AFI Top 100, #56: MASH (1970)

Consider this your general (mild) SPOILER ALERT for this review.

Movie Stats:
Released 1970 (USA)
American, in English (some Korean & Japanese, mostly non-translated)
Director - Robert Altman
Stars - Donald Sutherland, Elliott Gould, Tom Skerritt

Plot Summary:
It follows the zany antics of three American surgeons - Hawkeye Pierce (Sutherland), Trapper John McIntyre (Gould), and Duke Forrest (Skerritt) - on the front of the Korean War.

Blue language (including a racial slur); heavily implied sexy times; non-consensual drug use; violence; gore; brief female nudity (breasts & butt only).

Bad Stuff:
In numerous scenes, people talk over one another. Even with the subtitles on, it was hard to follow. This is a huge pet peeve of mine. Most of this movie just sounded like random noise.

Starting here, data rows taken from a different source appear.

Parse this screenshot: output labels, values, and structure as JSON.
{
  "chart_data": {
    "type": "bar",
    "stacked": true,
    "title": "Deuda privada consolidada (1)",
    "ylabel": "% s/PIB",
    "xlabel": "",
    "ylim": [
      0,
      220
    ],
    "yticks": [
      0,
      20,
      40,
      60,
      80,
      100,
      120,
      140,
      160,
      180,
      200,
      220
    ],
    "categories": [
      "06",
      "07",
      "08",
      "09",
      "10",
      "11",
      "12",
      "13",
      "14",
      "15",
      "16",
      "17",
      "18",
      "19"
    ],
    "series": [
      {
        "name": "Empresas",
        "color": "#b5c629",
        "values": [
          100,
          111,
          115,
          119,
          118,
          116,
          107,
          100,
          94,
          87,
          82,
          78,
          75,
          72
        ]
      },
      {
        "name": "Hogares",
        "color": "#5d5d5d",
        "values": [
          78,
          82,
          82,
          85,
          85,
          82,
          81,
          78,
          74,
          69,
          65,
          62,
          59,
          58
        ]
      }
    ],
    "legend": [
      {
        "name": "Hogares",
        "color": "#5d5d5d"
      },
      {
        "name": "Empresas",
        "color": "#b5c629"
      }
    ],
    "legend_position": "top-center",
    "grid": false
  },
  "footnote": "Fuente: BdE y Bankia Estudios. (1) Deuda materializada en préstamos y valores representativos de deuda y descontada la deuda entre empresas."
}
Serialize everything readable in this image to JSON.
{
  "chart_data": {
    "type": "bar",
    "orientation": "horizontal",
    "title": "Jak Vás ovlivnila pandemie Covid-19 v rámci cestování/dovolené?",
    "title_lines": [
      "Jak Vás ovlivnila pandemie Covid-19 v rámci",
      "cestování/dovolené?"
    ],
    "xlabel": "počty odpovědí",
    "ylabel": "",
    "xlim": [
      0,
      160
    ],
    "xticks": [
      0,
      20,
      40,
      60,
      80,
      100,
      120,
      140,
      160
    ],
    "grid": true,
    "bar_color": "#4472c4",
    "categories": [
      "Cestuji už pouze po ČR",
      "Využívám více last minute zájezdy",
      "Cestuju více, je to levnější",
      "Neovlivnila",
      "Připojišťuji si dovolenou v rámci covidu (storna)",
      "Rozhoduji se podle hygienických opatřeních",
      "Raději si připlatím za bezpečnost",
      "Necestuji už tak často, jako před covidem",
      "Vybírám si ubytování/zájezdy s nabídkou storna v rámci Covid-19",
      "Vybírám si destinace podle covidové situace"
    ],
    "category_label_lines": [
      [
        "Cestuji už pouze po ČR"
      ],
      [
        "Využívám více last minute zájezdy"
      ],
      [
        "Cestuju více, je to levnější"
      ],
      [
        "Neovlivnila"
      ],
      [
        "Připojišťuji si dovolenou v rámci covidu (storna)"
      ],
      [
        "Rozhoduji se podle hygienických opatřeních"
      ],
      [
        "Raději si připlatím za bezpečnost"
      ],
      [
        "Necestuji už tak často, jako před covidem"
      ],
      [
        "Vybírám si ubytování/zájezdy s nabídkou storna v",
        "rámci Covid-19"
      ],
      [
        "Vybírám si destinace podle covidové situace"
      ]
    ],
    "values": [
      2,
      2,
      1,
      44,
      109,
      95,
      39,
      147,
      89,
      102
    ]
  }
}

It meanders aimlessly without ever really getting anywhere.

It felt more like a National Lampoon’s movie set during the Korean War than it did an honest exploration of the horrors of war and how people cope with them. The war took such a back seat to the hijinks that it might as well have not been set during that time at all.

Good Stuff:
I liked how compassionate Hawkeye and Trapper John occasionally were. They prevent a man from committing suicide, try to keep their Korean servant (Ho Jon, played by Kim Atwood) from being conscripted into the Korean army, and save the life of a half-American, half-Japanese baby when other American doctors refused to do so. It was sweet.

The Verdict:
I saw this once before and didn’t recall not liking it. In fact, I was looking forward to seeing it again. Unfortunately, this time around I thought it was terrible. Really terrible. I pretty much hated it. Hawkeye, Trapper John, and Duke are basically these incredibly arrogant doctors who want everything done their way and whenever someone tries to say no, they ruin their lives. They have one man dragged away in a straight jacket, expose a woman to the whole camp while she’s showering (not to mention the time they broadcast her sexual liaison over the camp radio), and drug & blackmail another man. Granted, all of those people were jerks, but I’m not convinced that frontier justice was the answer. The movie wanted me to believe that it was all in good fun, but I felt appalled the whole way through.

It’s horrifically sexist. And just when I thought it was pretty good on the racism front, a black character named “Spearchucker” Jones (played by Fred Williamson), who was also a doctor by the way, appeared. I mean, really. Maybe I’m getting cranky in my old age but by the end I felt rather stumped as to how this was so beloved that it got turned into a TV series (which is far superior in every regard). If you love the show, I’d give this one a definite pass to preserve your warm and fuzzy memories.

I give it 2 stars.

Random Fun Fact: I used to work with the niece of Sally Kellerman (“Hot Lips” Houlihan). She looked just like her.


Patricia said...

Yeah, I grew up on the TV show, my whole family watched it. I expected to like the movie, but I didn't. It was slow and I was disturbed by what they did to Hot Lips.

When did you work with Sally Stuthers's niece?

balyien said...

I worked with Sally Kellerman's niece when I lived on Maui.